After the first few years of the movement, organic food slowly gained popularity as a mass market production. It’s no secret that organic food is a fast growing multibillion dollar industry. Now 30 years later, according to Harrison, “Organic sales are growing by about 20 percent a year”. To meet these demands, the USDA created a set of standards for organics in 2002.
Unfortunately, there is a lot of red tape and bureaucracy surrounding organic standards. When you pick up a product in the store and read the logo “USDA organic”, there is no guarantee its 100% organic. Your best bests are to look for the “Oregon Tilth Certified” and “QAI” (Quality Assurance International) labels on a product’s packaging.

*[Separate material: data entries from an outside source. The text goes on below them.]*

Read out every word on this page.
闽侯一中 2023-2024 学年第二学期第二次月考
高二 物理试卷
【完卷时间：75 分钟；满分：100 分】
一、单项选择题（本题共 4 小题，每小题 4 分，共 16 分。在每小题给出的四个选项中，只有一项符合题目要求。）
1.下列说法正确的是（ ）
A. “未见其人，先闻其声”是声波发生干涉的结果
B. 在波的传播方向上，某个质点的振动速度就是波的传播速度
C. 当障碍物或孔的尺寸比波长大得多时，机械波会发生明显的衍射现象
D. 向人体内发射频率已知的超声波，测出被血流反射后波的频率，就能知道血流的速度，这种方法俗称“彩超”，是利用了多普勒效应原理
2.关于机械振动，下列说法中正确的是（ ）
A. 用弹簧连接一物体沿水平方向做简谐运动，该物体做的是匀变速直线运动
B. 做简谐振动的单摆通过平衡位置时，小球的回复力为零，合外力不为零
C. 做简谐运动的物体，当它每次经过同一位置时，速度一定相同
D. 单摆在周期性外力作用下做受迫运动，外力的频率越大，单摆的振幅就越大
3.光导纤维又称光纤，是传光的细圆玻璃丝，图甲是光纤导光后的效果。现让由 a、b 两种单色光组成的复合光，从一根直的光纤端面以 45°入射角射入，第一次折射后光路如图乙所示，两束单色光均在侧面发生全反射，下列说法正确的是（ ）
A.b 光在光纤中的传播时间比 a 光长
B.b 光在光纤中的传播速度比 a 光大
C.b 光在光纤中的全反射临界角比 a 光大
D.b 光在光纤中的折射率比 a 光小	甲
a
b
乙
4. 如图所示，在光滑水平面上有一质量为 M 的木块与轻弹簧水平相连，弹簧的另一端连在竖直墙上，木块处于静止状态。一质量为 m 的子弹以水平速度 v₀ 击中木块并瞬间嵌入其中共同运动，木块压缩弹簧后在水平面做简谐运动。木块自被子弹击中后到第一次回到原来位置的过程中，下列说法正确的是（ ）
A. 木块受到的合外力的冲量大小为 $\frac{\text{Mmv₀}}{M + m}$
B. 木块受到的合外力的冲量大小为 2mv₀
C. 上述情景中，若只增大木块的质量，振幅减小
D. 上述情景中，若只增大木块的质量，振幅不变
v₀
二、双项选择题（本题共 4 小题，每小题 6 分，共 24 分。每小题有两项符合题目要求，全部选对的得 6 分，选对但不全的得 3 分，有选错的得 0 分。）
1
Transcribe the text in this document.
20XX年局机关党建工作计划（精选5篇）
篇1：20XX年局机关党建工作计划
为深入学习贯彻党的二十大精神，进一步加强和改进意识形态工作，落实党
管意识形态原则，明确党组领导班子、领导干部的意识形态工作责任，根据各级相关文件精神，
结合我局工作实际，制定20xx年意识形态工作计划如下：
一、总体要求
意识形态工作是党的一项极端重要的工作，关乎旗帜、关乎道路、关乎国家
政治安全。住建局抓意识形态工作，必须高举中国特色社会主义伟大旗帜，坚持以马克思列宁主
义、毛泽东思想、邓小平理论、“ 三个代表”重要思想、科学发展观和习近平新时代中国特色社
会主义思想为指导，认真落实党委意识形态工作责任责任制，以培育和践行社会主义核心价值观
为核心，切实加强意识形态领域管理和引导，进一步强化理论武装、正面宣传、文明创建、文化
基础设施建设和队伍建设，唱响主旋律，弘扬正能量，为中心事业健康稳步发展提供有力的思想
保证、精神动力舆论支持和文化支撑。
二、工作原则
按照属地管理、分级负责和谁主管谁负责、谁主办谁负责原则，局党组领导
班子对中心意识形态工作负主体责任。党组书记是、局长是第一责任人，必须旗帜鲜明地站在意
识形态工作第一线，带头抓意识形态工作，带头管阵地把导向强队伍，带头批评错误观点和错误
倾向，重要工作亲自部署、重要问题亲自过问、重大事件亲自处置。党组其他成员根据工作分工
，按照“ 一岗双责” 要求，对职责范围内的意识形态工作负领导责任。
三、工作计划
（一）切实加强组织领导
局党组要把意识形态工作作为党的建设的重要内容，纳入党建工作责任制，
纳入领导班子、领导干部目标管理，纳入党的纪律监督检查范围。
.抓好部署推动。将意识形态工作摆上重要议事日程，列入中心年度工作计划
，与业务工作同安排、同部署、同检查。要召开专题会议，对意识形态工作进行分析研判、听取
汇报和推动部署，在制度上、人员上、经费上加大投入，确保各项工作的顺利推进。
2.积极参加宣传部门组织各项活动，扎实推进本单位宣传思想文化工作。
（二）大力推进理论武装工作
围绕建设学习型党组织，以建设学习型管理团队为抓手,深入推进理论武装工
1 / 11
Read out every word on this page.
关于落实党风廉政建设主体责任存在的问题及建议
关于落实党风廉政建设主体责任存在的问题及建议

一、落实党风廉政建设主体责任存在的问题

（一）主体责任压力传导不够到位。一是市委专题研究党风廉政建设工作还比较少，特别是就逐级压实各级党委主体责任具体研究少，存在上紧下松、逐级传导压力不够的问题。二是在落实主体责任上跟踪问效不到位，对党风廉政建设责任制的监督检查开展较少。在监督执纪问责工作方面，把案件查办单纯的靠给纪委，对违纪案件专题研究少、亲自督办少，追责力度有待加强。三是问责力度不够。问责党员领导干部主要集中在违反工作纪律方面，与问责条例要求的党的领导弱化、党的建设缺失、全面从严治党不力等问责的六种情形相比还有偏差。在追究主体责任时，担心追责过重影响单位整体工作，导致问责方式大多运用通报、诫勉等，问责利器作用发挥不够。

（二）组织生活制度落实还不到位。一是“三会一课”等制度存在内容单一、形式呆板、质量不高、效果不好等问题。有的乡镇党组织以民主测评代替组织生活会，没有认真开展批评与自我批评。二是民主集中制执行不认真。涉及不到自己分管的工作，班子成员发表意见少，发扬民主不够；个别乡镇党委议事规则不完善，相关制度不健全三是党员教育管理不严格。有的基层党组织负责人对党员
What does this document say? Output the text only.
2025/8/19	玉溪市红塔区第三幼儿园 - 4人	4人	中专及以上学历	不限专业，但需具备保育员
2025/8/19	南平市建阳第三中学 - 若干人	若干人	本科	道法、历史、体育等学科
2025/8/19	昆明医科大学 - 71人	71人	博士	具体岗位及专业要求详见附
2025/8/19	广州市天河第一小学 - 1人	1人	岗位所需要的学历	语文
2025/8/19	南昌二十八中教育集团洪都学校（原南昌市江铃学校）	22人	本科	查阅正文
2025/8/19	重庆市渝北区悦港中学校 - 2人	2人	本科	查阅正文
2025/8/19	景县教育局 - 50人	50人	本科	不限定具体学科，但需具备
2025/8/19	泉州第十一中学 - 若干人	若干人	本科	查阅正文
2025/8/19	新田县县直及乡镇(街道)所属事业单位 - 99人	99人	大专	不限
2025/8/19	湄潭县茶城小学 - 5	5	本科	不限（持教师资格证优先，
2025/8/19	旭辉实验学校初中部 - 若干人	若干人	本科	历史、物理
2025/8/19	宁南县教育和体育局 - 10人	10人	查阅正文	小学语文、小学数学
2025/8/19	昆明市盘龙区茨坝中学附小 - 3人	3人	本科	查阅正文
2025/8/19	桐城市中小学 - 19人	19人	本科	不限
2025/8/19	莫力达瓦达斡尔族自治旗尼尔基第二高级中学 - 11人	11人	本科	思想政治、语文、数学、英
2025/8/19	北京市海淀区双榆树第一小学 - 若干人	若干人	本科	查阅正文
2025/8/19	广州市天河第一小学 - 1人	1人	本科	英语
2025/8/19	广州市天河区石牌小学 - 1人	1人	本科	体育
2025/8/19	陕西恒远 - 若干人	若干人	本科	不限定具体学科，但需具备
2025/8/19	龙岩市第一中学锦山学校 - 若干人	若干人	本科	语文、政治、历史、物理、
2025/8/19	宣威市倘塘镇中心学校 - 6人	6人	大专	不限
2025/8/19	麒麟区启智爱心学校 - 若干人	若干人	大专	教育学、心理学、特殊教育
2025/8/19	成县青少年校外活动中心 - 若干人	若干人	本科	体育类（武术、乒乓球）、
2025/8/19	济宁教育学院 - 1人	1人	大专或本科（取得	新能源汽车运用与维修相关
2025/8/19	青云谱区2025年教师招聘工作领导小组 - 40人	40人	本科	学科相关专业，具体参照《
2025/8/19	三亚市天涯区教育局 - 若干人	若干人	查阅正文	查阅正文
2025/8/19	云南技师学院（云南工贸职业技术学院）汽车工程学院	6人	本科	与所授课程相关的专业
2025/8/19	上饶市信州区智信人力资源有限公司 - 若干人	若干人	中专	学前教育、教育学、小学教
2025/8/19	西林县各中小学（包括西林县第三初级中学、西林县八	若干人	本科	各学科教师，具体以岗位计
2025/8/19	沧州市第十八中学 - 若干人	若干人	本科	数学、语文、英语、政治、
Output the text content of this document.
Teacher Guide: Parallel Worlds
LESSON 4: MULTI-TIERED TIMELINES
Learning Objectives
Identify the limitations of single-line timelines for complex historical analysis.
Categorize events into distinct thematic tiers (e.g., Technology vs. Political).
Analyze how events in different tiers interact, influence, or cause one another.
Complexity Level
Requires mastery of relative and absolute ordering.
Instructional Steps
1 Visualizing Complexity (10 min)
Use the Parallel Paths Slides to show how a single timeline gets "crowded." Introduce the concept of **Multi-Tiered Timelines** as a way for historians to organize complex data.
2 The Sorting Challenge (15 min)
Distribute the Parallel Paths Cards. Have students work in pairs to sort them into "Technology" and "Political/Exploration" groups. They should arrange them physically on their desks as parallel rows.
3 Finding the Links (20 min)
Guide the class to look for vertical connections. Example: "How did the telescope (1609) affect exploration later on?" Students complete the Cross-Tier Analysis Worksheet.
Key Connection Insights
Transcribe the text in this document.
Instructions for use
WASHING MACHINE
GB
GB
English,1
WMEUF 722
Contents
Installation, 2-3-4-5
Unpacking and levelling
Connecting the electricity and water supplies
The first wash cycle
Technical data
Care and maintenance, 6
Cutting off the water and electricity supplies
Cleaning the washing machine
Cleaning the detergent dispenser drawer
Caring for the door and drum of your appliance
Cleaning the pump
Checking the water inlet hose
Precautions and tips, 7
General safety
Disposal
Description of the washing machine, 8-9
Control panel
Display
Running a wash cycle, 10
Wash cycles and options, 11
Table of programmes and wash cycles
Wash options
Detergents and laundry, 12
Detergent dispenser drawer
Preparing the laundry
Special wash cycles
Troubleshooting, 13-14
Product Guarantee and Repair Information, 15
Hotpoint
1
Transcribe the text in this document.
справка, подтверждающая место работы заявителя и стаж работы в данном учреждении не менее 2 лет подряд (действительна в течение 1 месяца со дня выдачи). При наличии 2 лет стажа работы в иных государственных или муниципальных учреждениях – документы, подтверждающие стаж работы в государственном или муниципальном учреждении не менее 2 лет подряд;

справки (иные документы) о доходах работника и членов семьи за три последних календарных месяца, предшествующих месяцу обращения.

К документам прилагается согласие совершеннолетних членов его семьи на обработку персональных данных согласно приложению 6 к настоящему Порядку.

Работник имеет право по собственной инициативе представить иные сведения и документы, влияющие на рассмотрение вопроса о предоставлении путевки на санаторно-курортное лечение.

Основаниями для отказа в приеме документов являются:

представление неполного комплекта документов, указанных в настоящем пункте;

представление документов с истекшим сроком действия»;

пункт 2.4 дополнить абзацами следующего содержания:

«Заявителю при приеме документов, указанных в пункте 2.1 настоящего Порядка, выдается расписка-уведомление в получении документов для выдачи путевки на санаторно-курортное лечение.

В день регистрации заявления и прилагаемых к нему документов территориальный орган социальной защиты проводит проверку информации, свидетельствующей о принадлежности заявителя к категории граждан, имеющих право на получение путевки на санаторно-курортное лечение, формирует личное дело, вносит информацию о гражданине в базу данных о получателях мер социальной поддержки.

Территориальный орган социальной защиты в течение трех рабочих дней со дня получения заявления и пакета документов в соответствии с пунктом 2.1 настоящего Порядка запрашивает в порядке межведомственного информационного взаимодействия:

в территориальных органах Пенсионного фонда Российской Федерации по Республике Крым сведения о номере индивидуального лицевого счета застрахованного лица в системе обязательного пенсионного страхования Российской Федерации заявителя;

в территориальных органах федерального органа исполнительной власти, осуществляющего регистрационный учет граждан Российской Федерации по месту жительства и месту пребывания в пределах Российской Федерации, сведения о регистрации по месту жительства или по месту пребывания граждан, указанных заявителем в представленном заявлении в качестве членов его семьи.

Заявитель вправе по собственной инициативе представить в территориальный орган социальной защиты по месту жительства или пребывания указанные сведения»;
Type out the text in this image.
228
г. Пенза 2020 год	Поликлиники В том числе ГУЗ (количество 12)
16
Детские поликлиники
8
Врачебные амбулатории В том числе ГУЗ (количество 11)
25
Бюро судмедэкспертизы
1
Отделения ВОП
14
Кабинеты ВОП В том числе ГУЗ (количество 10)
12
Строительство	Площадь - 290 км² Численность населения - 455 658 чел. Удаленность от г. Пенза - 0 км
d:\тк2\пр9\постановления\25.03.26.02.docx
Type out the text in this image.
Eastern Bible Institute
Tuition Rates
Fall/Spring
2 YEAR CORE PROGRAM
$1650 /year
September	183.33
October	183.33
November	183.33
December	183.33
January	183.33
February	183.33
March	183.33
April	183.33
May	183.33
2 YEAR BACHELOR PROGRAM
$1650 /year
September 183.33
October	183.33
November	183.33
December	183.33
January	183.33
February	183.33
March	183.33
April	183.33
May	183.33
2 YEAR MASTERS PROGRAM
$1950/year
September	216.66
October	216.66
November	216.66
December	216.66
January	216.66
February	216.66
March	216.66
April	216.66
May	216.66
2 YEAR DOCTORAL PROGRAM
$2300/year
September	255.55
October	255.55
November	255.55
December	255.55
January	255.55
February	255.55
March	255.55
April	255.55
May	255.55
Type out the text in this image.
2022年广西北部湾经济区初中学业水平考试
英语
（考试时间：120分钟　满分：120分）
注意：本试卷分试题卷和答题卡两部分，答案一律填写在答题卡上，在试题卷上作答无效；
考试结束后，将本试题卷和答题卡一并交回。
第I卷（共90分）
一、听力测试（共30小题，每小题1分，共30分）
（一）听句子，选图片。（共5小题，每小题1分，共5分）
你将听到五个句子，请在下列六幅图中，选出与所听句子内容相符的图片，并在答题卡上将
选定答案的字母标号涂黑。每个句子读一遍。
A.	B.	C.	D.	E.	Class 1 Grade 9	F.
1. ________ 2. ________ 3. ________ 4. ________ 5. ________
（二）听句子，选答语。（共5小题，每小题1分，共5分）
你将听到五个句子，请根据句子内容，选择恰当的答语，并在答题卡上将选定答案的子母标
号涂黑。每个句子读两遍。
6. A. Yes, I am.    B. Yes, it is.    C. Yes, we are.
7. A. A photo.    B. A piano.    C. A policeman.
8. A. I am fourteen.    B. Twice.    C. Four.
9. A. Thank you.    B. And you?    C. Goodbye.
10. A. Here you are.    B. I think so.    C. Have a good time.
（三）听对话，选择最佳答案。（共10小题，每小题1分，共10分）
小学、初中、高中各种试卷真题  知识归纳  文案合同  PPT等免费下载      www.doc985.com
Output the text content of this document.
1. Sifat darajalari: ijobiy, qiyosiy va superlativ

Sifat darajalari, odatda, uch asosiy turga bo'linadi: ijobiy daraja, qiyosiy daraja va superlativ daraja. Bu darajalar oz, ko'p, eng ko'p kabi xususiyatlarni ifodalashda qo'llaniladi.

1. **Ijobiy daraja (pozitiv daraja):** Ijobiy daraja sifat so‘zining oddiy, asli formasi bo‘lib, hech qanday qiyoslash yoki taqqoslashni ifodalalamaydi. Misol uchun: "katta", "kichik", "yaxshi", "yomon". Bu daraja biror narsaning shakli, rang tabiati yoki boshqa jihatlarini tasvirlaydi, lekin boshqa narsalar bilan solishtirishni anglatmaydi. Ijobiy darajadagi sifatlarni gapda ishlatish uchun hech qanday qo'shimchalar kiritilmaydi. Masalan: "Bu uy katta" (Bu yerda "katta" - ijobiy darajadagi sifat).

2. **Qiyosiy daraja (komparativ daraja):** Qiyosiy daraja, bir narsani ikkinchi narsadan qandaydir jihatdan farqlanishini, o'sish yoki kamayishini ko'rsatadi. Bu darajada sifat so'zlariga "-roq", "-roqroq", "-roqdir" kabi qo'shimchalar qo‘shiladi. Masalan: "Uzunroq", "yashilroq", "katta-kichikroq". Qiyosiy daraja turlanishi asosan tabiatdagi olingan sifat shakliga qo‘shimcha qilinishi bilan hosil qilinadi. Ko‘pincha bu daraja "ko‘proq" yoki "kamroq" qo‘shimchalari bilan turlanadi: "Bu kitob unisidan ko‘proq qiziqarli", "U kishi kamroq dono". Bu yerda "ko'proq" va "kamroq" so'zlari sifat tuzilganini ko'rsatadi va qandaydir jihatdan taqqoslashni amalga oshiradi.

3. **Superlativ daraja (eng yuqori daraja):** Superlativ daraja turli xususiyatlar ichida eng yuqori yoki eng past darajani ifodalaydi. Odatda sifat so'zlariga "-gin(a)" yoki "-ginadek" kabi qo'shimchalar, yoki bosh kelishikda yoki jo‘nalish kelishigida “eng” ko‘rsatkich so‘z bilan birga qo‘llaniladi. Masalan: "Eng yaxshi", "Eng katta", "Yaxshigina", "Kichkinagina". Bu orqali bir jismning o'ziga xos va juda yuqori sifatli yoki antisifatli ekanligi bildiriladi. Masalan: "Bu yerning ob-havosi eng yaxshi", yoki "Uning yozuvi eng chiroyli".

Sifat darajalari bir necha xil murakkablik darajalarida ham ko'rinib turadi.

Is organic food unreasonably high priced? Or is conventional food unreasonably low priced? It’s a question everyone wants the answer to. Why is organic food so expensive? If we had the answer to this controversial question, there would finally be peace in the hearts of all the healthy foodie-enthusiasts and all would be right in their world. It would satisfy the minds of millions of consumers in America and let the big organic company (or small organic company, for that matter) feel guiltless selling their food at such a steep price.
Is Maloney a bunch of baloney? Field Maloney is on the editorial staff of The New Yorker, as well as a contributor to the web based periodical: Slate Magazine. The article: “Is Whole Foods Wholesome?” by Maloney appears on Slate.com. In this argument, Maloney writes about organic food, as well as the organic and eco friendly grocery chain—Whole Foods.
Maloney claims in his argument there are dark secrets, hidden behind the organic food trend. He states Whole Foods keeps dark secrets of their own, when he talks about the way they advertise to their customers. Maloney also pipes up with his opinion on the fate of organic food, as well as companies that are beginning to follow the organic food trend.